A adesão é gratuita, mas facultativa e de acordo com o estipulado no Despacho da Ministra da Educação, são apenas de implementação obrigatória o Apoio ao Estudo e o
Ensino do Inglês, para os alunos dos 3.º e 4.º anos.
Recusando-se a Câmara Municipal do Seixal a participar nesta meritória iniciativa tiveram de ser mais uma vez os professores e os pais a substituirem-se a esta, constituindo-se parceiros do Ministério da Educação.
Na área da Educação não conheço Comissões de Utentes... Curioso, não é?

5 comentários:

Anónimo disse...

Existem comissões de pais e é natural que não os conheças quem não sai dos gabinetes acontece isso, não é a toa que os comunas dominam esta treta e assim vai continuar infelizmente, somos dominados por burocratas resulta nas legislativas mas nas autarquias continuaremos a marcar passo.

Samuel Cruz disse...

Caro anónimo,

Penso que não percebeu o alcance da minha afirmação, conheço as associações de pais do concelho e temos (os Vereadores Socialistas)relações institucionais com as mesmas. Penso que têm o seu papel e que o seu trabalho é meritório, no entanto considero que não têm que se substituir à Câmara Municipal, nomeadamente no que concerne às AEC.
Resumindo, na minha opinião as Associações de Pais são o veículo priveligiado da participação dos encarregados de educação na vida da escola, ao passo que as associações de utentes são o veículo priveligiado do PCP para promover a agitação social.
Grato pela atenção dispensada,

Anónimo disse...

É curioso é e bem falta faziam para te esclarecer sobre estas matérias de educação sobre as quais só dizes barbaridades.

Samuel Cruz disse...

Já não bastava as acusações serem anónimas, ainda são ofensivas e não concretizadas. Enfim é um estilo, mas sempre lhe digo que por mais que reflicta não consigo perceber como é que este tipo de atitude pode ajudar a melhorar algo.

Anónimo disse...

"(...)Realidade bem diferente do que se passa por esse País, onde a cobertura da Rede Pré-escolar é já uma realidade e o turno duplo nas escolas do 1.º ciclo uma lembrança do passado.(...)"

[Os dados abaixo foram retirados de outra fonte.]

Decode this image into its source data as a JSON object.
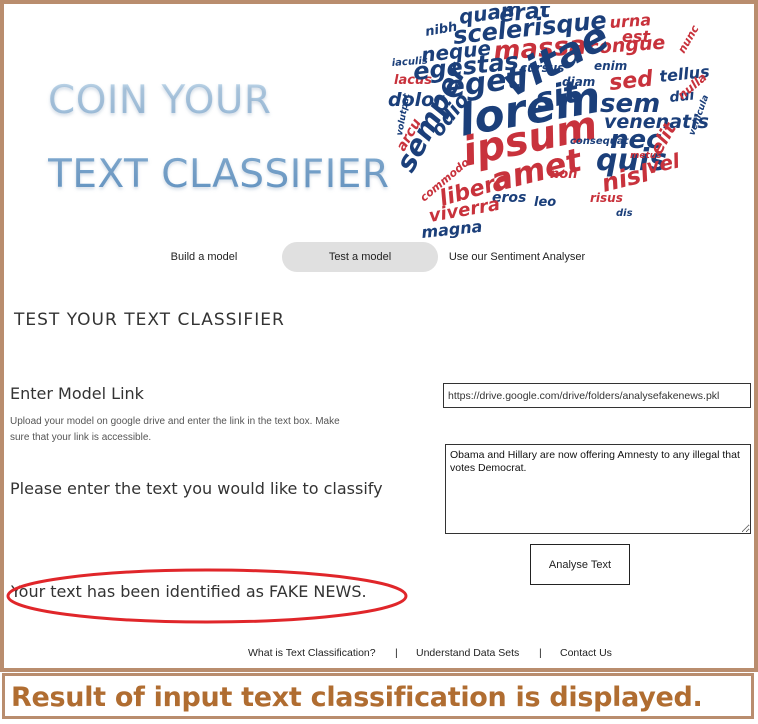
{
  "logo": {
    "line1": "COIN YOUR",
    "line2": "TEXT CLASSIFIER"
  },
  "wordcloud": {
    "words": [
      {
        "text": "quam",
        "color": "#1b3f7a"
      },
      {
        "text": "erat",
        "color": "#1b3f7a"
      },
      {
        "text": "urna",
        "color": "#c8323c"
      },
      {
        "text": "nibh",
        "color": "#1b3f7a"
      },
      {
        "text": "scelerisque",
        "color": "#1b3f7a"
      },
      {
        "text": "est",
        "color": "#c8323c"
      },
      {
        "text": "neque",
        "color": "#1b3f7a"
      },
      {
        "text": "massa",
        "color": "#c8323c"
      },
      {
        "text": "congue",
        "color": "#c8323c"
      },
      {
        "text": "lacus",
        "color": "#c8323c"
      },
      {
        "text": "egestas",
        "color": "#1b3f7a"
      },
      {
        "text": "enim",
        "color": "#1b3f7a"
      },
      {
        "text": "eget",
        "color": "#1b3f7a"
      },
      {
        "text": "vitae",
        "color": "#1b3f7a"
      },
      {
        "text": "sed",
        "color": "#c8323c"
      },
      {
        "text": "tellus",
        "color": "#1b3f7a"
      },
      {
        "text": "dolor",
        "color": "#1b3f7a"
      },
      {
        "text": "sit",
        "color": "#1b3f7a"
      },
      {
        "text": "sem",
        "color": "#1b3f7a"
      },
      {
        "text": "dui",
        "color": "#1b3f7a"
      },
      {
        "text": "venenatis",
        "color": "#1b3f7a"
      },
      {
        "text": "odio",
        "color": "#1b3f7a"
      },
      {
        "text": "lorem",
        "color": "#1b3f7a"
      },
      {
        "text": "nec",
        "color": "#1b3f7a"
      },
      {
        "text": "semper",
        "color": "#1b3f7a"
      },
      {
        "text": "ipsum",
        "color": "#c8323c"
      },
      {
        "text": "quis",
        "color": "#1b3f7a"
      },
      {
        "text": "elit",
        "color": "#c8323c"
      },
      {
        "text": "arcu",
        "color": "#c8323c"
      },
      {
        "text": "amet",
        "color": "#c8323c"
      },
      {
        "text": "vel",
        "color": "#c8323c"
      },
      {
        "text": "nisl",
        "color": "#c8323c"
      },
      {
        "text": "non",
        "color": "#c8323c"
      },
      {
        "text": "libero",
        "color": "#c8323c"
      },
      {
        "text": "eros",
        "color": "#1b3f7a"
      },
      {
        "text": "leo",
        "color": "#1b3f7a"
      },
      {
        "text": "risus",
        "color": "#c8323c"
      },
      {
        "text": "viverra",
        "color": "#c8323c"
      },
      {
        "text": "magna",
        "color": "#1b3f7a"
      },
      {
        "text": "commodo",
        "color": "#c8323c"
      },
      {
        "text": "iaculis",
        "color": "#1b3f7a"
      },
      {
        "text": "cursus",
        "color": "#1b3f7a"
      },
      {
        "text": "diam",
        "color": "#1b3f7a"
      },
      {
        "text": "nulla",
        "color": "#c8323c"
      },
      {
        "text": "volutpat",
        "color": "#1b3f7a"
      },
      {
        "text": "consequat",
        "color": "#1b3f7a"
      },
      {
        "text": "nunc",
        "color": "#c8323c"
      },
      {
        "text": "metus",
        "color": "#c8323c"
      },
      {
        "text": "vehicula",
        "color": "#1b3f7a"
      },
      {
        "text": "dis",
        "color": "#1b3f7a"
      }
    ]
  },
  "nav": {
    "items": [
      {
        "label": "Build a  model",
        "active": false
      },
      {
        "label": "Test a model",
        "active": true
      },
      {
        "label": "Use our Sentiment Analyser",
        "active": false
      }
    ]
  },
  "main": {
    "title": "TEST YOUR TEXT CLASSIFIER",
    "model_link_label": "Enter Model Link",
    "model_link_help": "Upload your model on google drive and enter the link in the text box.  Make sure that your link is accessible.",
    "model_link_value": "https://drive.google.com/drive/folders/analysefakenews.pkl",
    "text_label": "Please enter the text you would like to classify",
    "text_value": "Obama and Hillary are now offering Amnesty to any illegal that votes Democrat.",
    "analyse_button": "Analyse Text",
    "result_prefix": "Your text has been identified as ",
    "result_value": "FAKE NEWS."
  },
  "footer": {
    "links": [
      "What is Text Classification?",
      "Understand Data Sets",
      "Contact Us"
    ],
    "separator": "|"
  },
  "annotation": {
    "caption": "Result of input text classification is displayed.",
    "highlight_color": "#e0262a",
    "frame_color": "#b98d6e",
    "caption_color": "#b06d31"
  }
}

O que se passa por esse País é de facto muito diferente do que se passa nas áreas metropolitanas...
Aí basta construir um Jardim de Infância para a cobertura passar de 0% para 100%. Também aí não é necessário construir escolas mas sim fechá-las pois não existem alunos (e mesmo onde existem também as fecham) e portanto aí a questão do regime duplo não se coloca.Aí não se podem lembrar do que nunca existiu.
O que faria o Ministério se tivesse a ideia de por despacho inventar umas AEC para as escolas do 2º e 3º Ciclo e consequentemente tivesse que passar essas escolas para regime normal?
Por certo faria como até aqui, recorreria aos fundos comunitários que têm financiado essas contruções do ME a 75%, possibilidade que nunca foi conferida às autarquias.